Scientists from the Ural Federal University (UrFU) together with colleagues from Moscow State University. Lomonosov found that random changes in the Earth’s rotation rate affect large-scale movements in its liquid core. Such changes in velocity can trigger tectonic activity that causes earthquakes, volcanic eruptions, and tsunamis. This was reported to socialbites.ca in UrFU.
The team investigated the response of a viscous fluid flow in a spherical layer (the space between two nested concentric spheres) to random external influences.
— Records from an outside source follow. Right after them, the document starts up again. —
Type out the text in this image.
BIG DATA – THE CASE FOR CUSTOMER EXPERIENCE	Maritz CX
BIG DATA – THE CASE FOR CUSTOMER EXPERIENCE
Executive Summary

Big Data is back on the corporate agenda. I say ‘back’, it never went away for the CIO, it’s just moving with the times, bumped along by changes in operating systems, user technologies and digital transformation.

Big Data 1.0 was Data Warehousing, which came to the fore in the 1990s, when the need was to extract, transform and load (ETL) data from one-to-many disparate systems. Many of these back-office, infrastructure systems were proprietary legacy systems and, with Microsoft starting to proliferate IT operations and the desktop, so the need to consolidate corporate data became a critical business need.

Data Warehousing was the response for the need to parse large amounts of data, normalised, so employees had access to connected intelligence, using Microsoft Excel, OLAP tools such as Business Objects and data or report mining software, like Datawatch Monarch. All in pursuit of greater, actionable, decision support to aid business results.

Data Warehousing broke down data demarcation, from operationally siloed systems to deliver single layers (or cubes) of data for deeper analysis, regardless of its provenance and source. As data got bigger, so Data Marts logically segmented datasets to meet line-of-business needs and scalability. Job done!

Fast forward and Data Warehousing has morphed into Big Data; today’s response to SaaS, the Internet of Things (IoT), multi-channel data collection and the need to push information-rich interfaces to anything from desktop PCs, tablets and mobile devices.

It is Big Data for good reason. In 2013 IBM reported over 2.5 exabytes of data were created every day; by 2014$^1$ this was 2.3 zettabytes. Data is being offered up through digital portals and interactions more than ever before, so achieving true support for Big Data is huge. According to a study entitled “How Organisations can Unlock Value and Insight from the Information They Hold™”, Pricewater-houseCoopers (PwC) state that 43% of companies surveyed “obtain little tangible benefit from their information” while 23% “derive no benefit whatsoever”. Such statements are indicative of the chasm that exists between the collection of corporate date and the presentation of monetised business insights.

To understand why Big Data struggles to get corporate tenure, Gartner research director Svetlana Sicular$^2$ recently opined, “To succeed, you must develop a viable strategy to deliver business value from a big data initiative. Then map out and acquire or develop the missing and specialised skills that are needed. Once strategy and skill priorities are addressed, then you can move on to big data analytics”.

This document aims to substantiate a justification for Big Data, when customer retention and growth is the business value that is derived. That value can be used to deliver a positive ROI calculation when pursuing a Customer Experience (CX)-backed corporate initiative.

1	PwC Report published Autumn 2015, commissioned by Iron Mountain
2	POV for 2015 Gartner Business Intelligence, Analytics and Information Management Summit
“In our study, we only considered two types of flows that occur during the rotation of the inner sphere and when both spheres rotate with the same unidirectional velocities. The value of the rotational speed of the inner sphere was subjected to “white” noise – random deviations of the angular rotational speed from the mean values over time. Calculations have shown that the response to noise (changes in flow parameters) depends on how the flow is formed – with the rotation of the inner sphere alone or the rotation of both spheres, ”said Maria Gritsevich socialbites.ca, senior researcher at UrFU.
The numerical results were confirmed by the data obtained in the experimental setup of the Mechanics Institute of Moscow State University. Until now, when modeling such phenomena, science was led by an approach in which the speed of Earth’s rotation changes precisely periodically over time. Scientists of the Ural Federal University studied the change in rotation speed under the influence of random, as well as very small deviations. According to them, the true rotation of the Earth takes place somewhere “in the middle” and its true nature is still unknown.